What can the factory do to help you sell more vehicles?
Another issue the factory really needs to pay attention to is distribution.
It's possible to do a better job of distributing the cars on a fairer basis particularly to the dealers outside the New York/New Jersey area. There's a lot of concern about that.
I don't think there's an ill will there. The factory thinks they're doing it fairly. But there are factors that haven't been taken into account.
The pipeline from the factory to some dealerships is a shorter distance than to others. So those with the longer distance are at a disadvantage. It's a challenge to fix that.
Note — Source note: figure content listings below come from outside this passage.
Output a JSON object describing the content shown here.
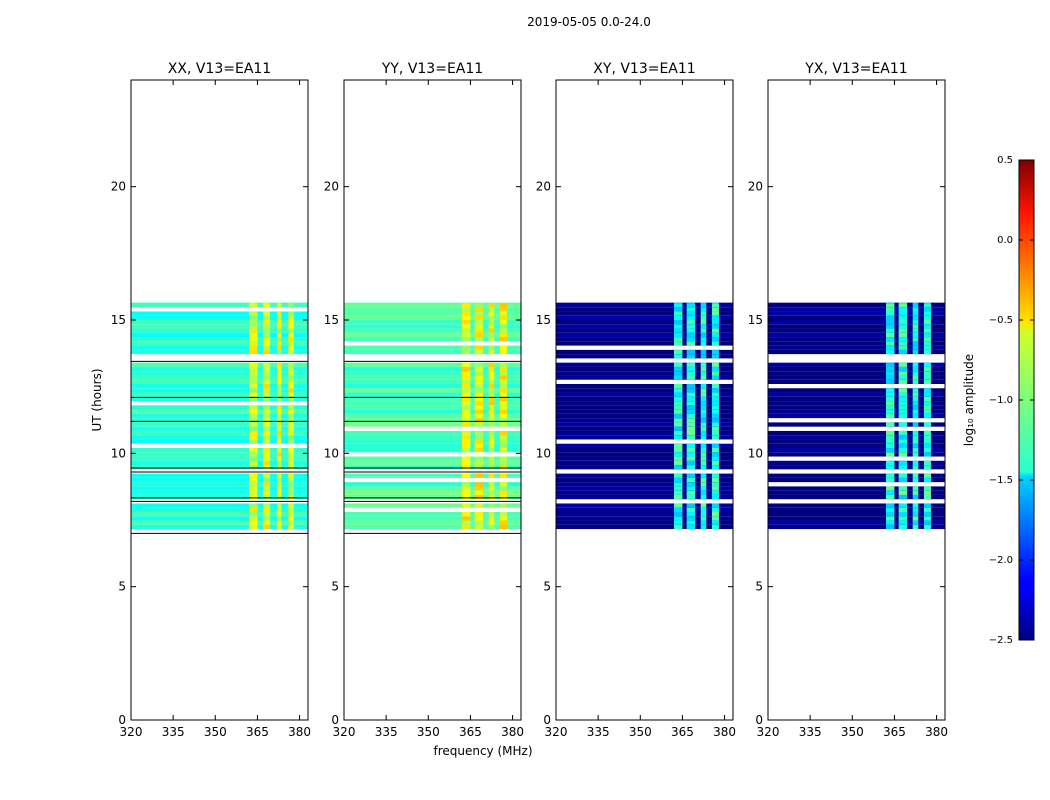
{
  "chart_data": {
    "type": "heatmap",
    "suptitle": "2019-05-05 0.0-24.0",
    "ylabel": "UT (hours)",
    "xlabel": "frequency (MHz)",
    "xlim": [
      320,
      383
    ],
    "ylim": [
      0,
      24
    ],
    "xticks": [
      320,
      335,
      350,
      365,
      380
    ],
    "yticks": [
      0,
      5,
      10,
      15,
      20
    ],
    "data_time_range": [
      7.0,
      15.65
    ],
    "blank_time_gaps": [
      [
        13.45,
        13.6
      ],
      [
        9.3,
        9.45
      ],
      [
        8.2,
        8.33
      ],
      [
        7.05,
        7.12
      ]
    ],
    "panels": [
      {
        "title": "XX, V13=EA11",
        "base_log_amp": -1.25,
        "strong_channels_mhz": [
          [
            362,
            365
          ],
          [
            367,
            369.5
          ],
          [
            372,
            373.5
          ],
          [
            376,
            378
          ]
        ],
        "strong_log_amp": -0.75
      },
      {
        "title": "YY, V13=EA11",
        "base_log_amp": -1.15,
        "strong_channels_mhz": [
          [
            362,
            365
          ],
          [
            366.5,
            369.5
          ],
          [
            371.5,
            373.5
          ],
          [
            375.5,
            378
          ]
        ],
        "strong_log_amp": -0.7
      },
      {
        "title": "XY, V13=EA11",
        "base_log_amp": -2.5,
        "strong_channels_mhz": [
          [
            362,
            365
          ],
          [
            366.5,
            369.5
          ],
          [
            371.5,
            373.5
          ],
          [
            375.5,
            378
          ]
        ],
        "strong_log_amp": -1.3
      },
      {
        "title": "YX, V13=EA11",
        "base_log_amp": -2.5,
        "strong_channels_mhz": [
          [
            362,
            365
          ],
          [
            366.5,
            369.5
          ],
          [
            371.5,
            373.5
          ],
          [
            375.5,
            378
          ]
        ],
        "strong_log_amp": -1.3
      }
    ],
    "colorbar": {
      "label": "log₁₀ amplitude",
      "range": [
        -2.5,
        0.5
      ],
      "ticks": [
        "0.5",
        "0.0",
        "−0.5",
        "−1.0",
        "−1.5",
        "−2.0",
        "−2.5"
      ],
      "tick_values": [
        0.5,
        0.0,
        -0.5,
        -1.0,
        -1.5,
        -2.0,
        -2.5
      ],
      "colormap": "jet"
    }
  }
}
You could say we're just going to use the current inventory as the deciding factor rather than also counting those vehicles in the pipeline. But that invites fraud in dealer reporting. I can't say I have the perfect answer for them, but we need to work together because it's a problem and it compounds over time.
Will working with the factory to improve distribution will be a priority for you on the council this year?
What are Land Rover dealers doing to attract more service business?
For years we didn't think of marketing service because our problem was to keep our doors from being beat down from all these cars with problems.
Now most dealers have smaller service staffs. We do need to be sharper on merchandising. We've installed a new customer relationship management system, which gives us tools to target those customers on a regular basis.
Even with the new cars the service intervals have been extended from 3,000 miles for service to 15,000. So we're seeing customers a lot less than we used to. But when we see them we sharpen our programs to watch for a very careful examination of tires and tire wear and be sure we offer full service tire replacement at a competitive cost. It's hard work now to make sure we can get every bit of business available to us.
We're also reaching out to older Land Rover customers we haven't seen in a while.
Is there any new dealer facility program?
Yes. There is a refresh campaign that is under way. Pretty much 100 percent of the dealers have signed to the first phase of it, which is a signage program that had to be completed by the end of 2011.
In terms of the facilities, some of our older facilities need an extensive cosmetic interior refresh to be completed before the end of 2012 and also do some light interior work. The other stores will have until the end of 2013 to complete it.
Land Rover has some new leadership with new initiatives and programs coming. How do you feel about that?
There is sensitivity among the dealers that we not lose the program that sustained us through the years when we had quality problems. We followed the Land Rover Way, which is a whole philosophy about doing business. It affects all parts of our business.
So as we're modernizing our programs, our procedures and facilities it's important that we not lose the best of the Land Rover Way.